Les cloches des églises peuvent donc continuer à sonner de nuit dans toute la Suisse sans craindre la colère d’un voisin délicat de l’ouïe. Dans un arrêté publié lundi, le Tribunal fédéral (TF) a rejeté le recours d’un citoyen de Gossau dans la campagne zurichoise, qui exigeait l’arrêt des sonneries nocturnes.
La Haute Cour à Lausanne a conclu qu’il existait un intérêt public au maintien de cette tradition. Le son des cloches est accepté par une grande majorité de la population comme une valeur culturelle et traditionnelle. Dans le cas traité, le conseil communal de Gossau considérait que le maintien des sonneries tous les quarts d’heure durant la nuit revêtait un intérêt public relativement important.
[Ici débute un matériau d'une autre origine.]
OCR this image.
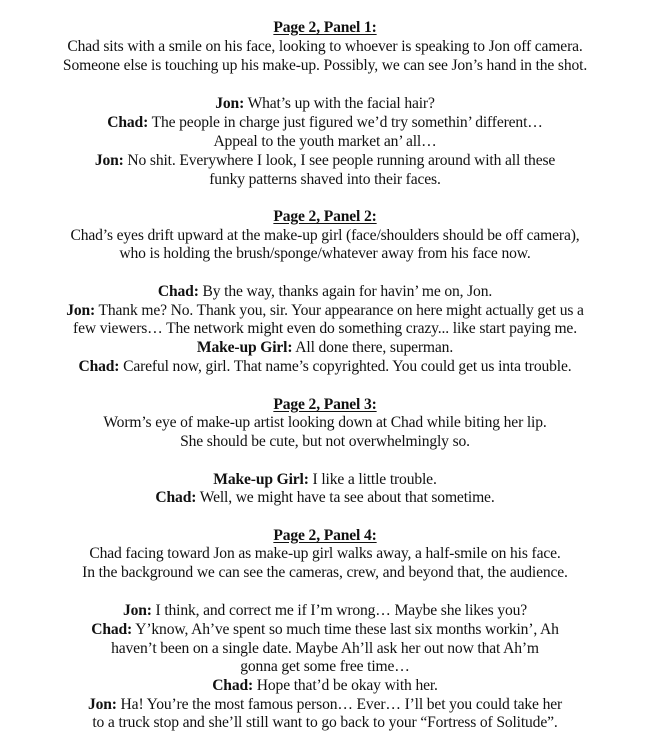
Page 2, Panel 1:
Chad sits with a smile on his face, looking to whoever is speaking to Jon off camera.
Someone else is touching up his make-up. Possibly, we can see Jon’s hand in the shot.
Jon: What’s up with the facial hair?
Chad: The people in charge just figured we’d try somethin’ different…
Appeal to the youth market an’ all…
Jon: No shit. Everywhere I look, I see people running around with all these
funky patterns shaved into their faces.
Page 2, Panel 2:
Chad’s eyes drift upward at the make-up girl (face/shoulders should be off camera),
who is holding the brush/sponge/whatever away from his face now.
Chad: By the way, thanks again for havin’ me on, Jon.
Jon: Thank me? No. Thank you, sir. Your appearance on here might actually get us a
few viewers… The network might even do something crazy... like start paying me.
Make-up Girl: All done there, superman.
Chad: Careful now, girl. That name’s copyrighted. You could get us inta trouble.
Page 2, Panel 3:
Worm’s eye of make-up artist looking down at Chad while biting her lip.
She should be cute, but not overwhelmingly so.
Make-up Girl: I like a little trouble.
Chad: Well, we might have ta see about that sometime.
Page 2, Panel 4:
Chad facing toward Jon as make-up girl walks away, a half-smile on his face.
In the background we can see the cameras, crew, and beyond that, the audience.
Jon: I think, and correct me if I’m wrong… Maybe she likes you?
Chad: Y’know, Ah’ve spent so much time these last six months workin’, Ah
haven’t been on a single date. Maybe Ah’ll ask her out now that Ah’m
gonna get some free time…
Chad: Hope that’d be okay with her.
Jon: Ha! You’re the most famous person… Ever… I’ll bet you could take her
to a truck stop and she’ll still want to go back to your “Fortress of Solitude”.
Il prime donc sur l’intérêt privé d’un particulier et notamment parce que Gossau est une commune agricole.
Le plaignant, qui habite à 50 mètres du clocher, a argumenté en vain que la sonnerie des cloches assurait une présence sonore de l’église toutes les 15 minutes durant la nuit. Il estimait que cette contrainte d’entendre ce bruit violait ses droits en matière de religion. Le TF a répliqué que si cette demande était pertinente, la sonnerie des heures de toutes les cloches d’églises de Suisse devrait être interdite de manière générale et absolue. Ce qui ne peut pas être admis.
Pour le TF, il est incontestable que la sonnerie des cloches d’églises, dans la mesure où elle fait partie de l’exercice de la religion, se trouve placée sous la protection de la liberté de croyance et de conscience. En revanche, ce bruit des cloches n’entrave pas la liberté religieuse du plaignant et ne constitue donc pas un argument valable.
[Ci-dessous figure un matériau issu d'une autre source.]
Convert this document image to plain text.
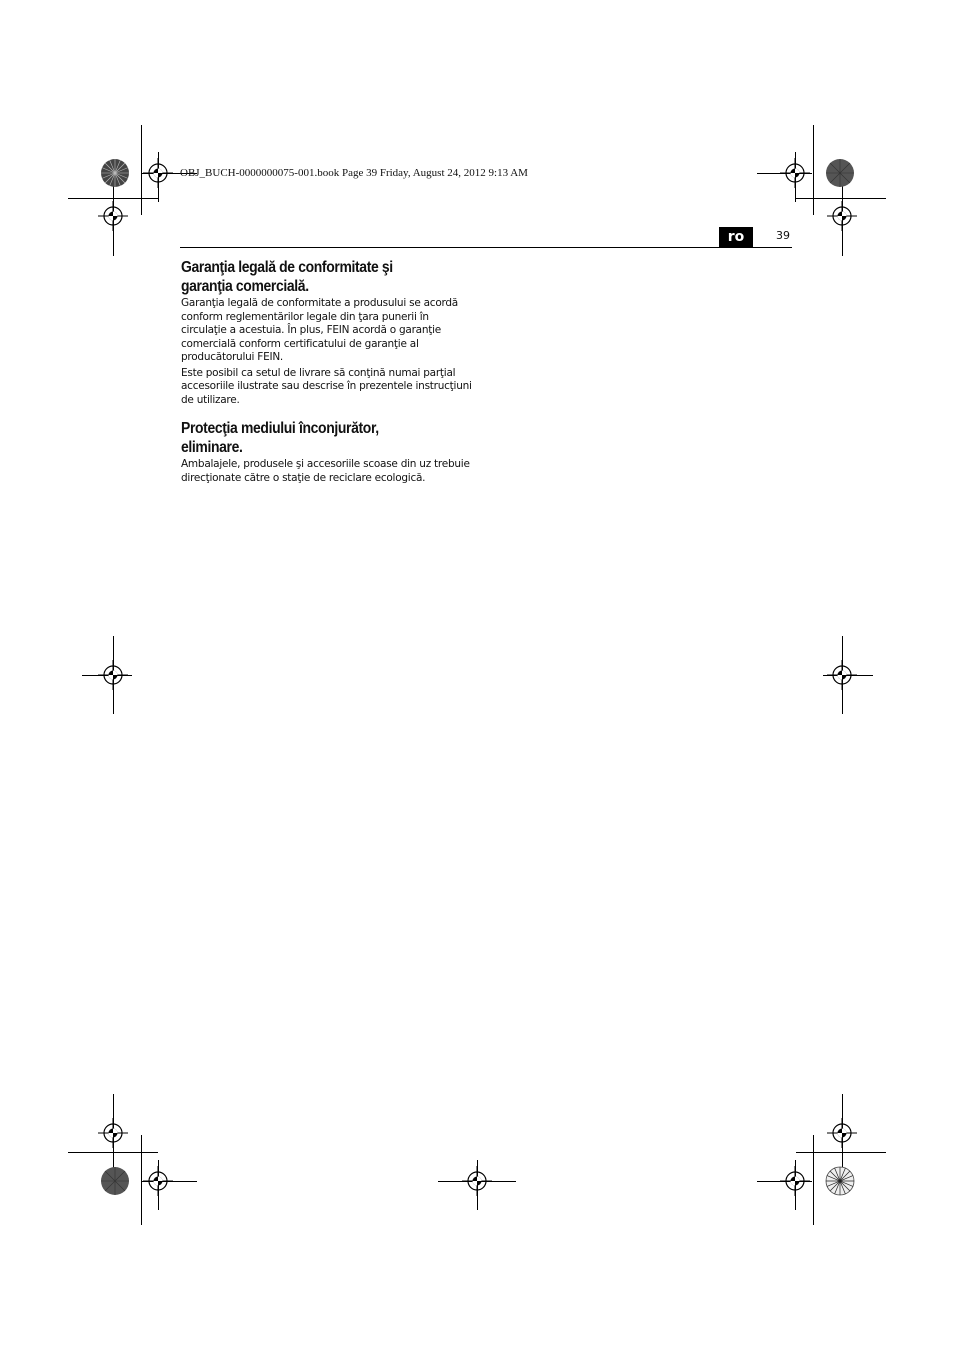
OBJ_BUCH-0000000075-001.book Page 39 Friday, August 24, 2012 9:13 AM
ro	39
Garanţia legală de conformitate şi
garanţia comercială.

Garanţia legală de conformitate a produsului se acordă
conform reglementărilor legale din ţara punerii în
circulaţie a acestuia. În plus, FEIN acordă o garanţie
comercială conform certificatului de garanţie al
producătorului FEIN.

Este posibil ca setul de livrare să conţină numai parţial
accesoriile ilustrate sau descrise în prezentele instrucţiuni
de utilizare.

Protecţia mediului înconjurător,
eliminare.

Ambalajele, produsele şi accesoriile scoase din uz trebuie
direcţionate către o staţie de reciclare ecologică.
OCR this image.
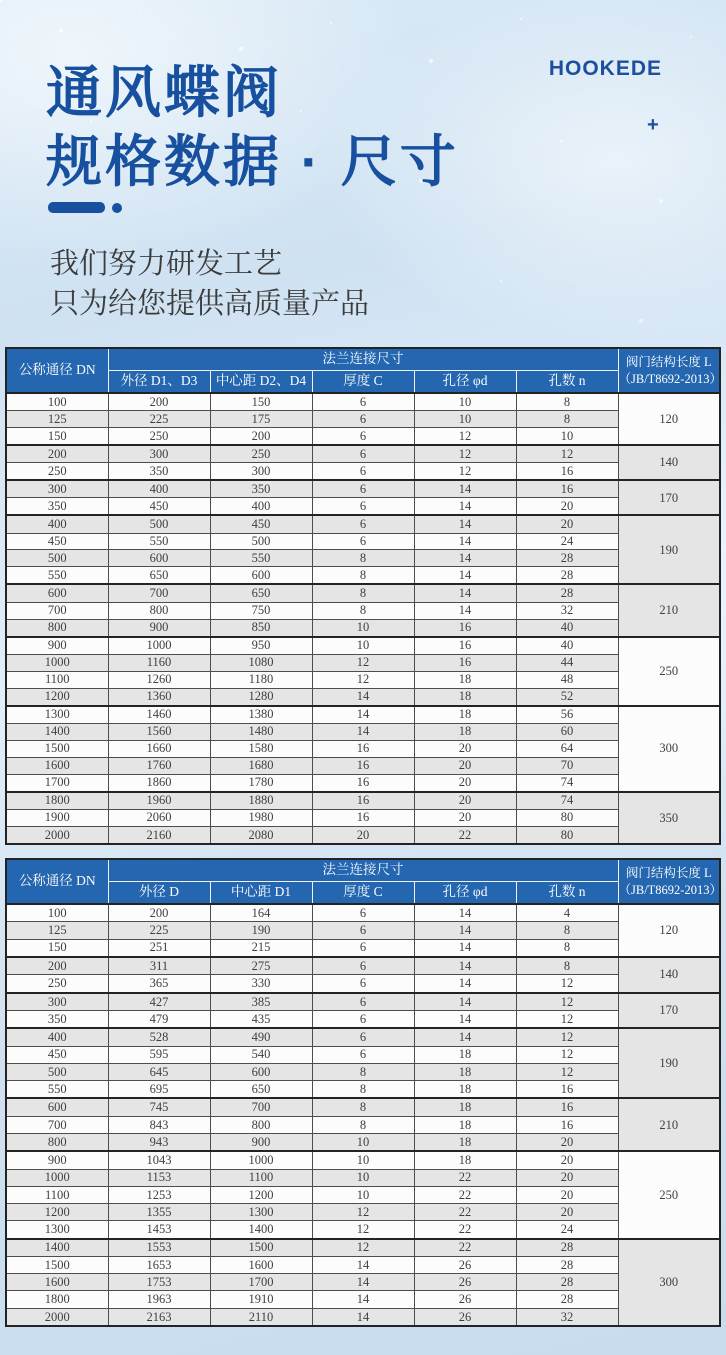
HOOKEDE
+
通风蝶阀
规格数据 · 尺寸
我们努力研发工艺
只为给您提供高质量产品
公称通径 DN	法兰连接尺寸					阀门结构长度 L
（JB/T8692-2013）

	外径 D1、D3	中心距 D2、D4	厚度 C	孔径 φd	孔数 n	
100	200	150	6	10	8	120
125	225	175	6	10	8	
150	250	200	6	12	10	
200	300	250	6	12	12	140
250	350	300	6	12	16	
300	400	350	6	14	16	170
350	450	400	6	14	20	
400	500	450	6	14	20	190
450	550	500	6	14	24	
500	600	550	8	14	28	
550	650	600	8	14	28	
600	700	650	8	14	28	210
700	800	750	8	14	32	
800	900	850	10	16	40	
900	1000	950	10	16	40	250
1000	1160	1080	12	16	44	
1100	1260	1180	12	18	48	
1200	1360	1280	14	18	52	
1300	1460	1380	14	18	56	300
1400	1560	1480	14	18	60	
1500	1660	1580	16	20	64	
1600	1760	1680	16	20	70	
1700	1860	1780	16	20	74	
1800	1960	1880	16	20	74	350
1900	2060	1980	16	20	80	
2000	2160	2080	20	22	80	
公称通径 DN	法兰连接尺寸					阀门结构长度 L
（JB/T8692-2013）

	外径 D	中心距 D1	厚度 C	孔径 φd	孔数 n	
100	200	164	6	14	4	120
125	225	190	6	14	8	
150	251	215	6	14	8	
200	311	275	6	14	8	140
250	365	330	6	14	12	
300	427	385	6	14	12	170
350	479	435	6	14	12	
400	528	490	6	14	12	190
450	595	540	6	18	12	
500	645	600	8	18	12	
550	695	650	8	18	16	
600	745	700	8	18	16	210
700	843	800	8	18	16	
800	943	900	10	18	20	
900	1043	1000	10	18	20	250
1000	1153	1100	10	22	20	
1100	1253	1200	10	22	20	
1200	1355	1300	12	22	20	
1300	1453	1400	12	22	24	
1400	1553	1500	12	22	28	300
1500	1653	1600	14	26	28	
1600	1753	1700	14	26	28	
1800	1963	1910	14	26	28	
2000	2163	2110	14	26	32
Jour et nuit, les cloches de l’église évangélique réformée de Gossau sonnent tous les quarts d’heure. C’est ce qui a conduit le propriétaire d’un immeuble situé à proximité à demander que la sonnerie soit supprimée entre 21.45 et 06.00 heures. Le conseil communal de ce village de l’Oberland zurichois a refusé et le Tribunal administratif du canton l’a débouté. Le Tribunal fédéral lui a également donné tort en mettant à sa charge les 4.000 francs de frais de justice.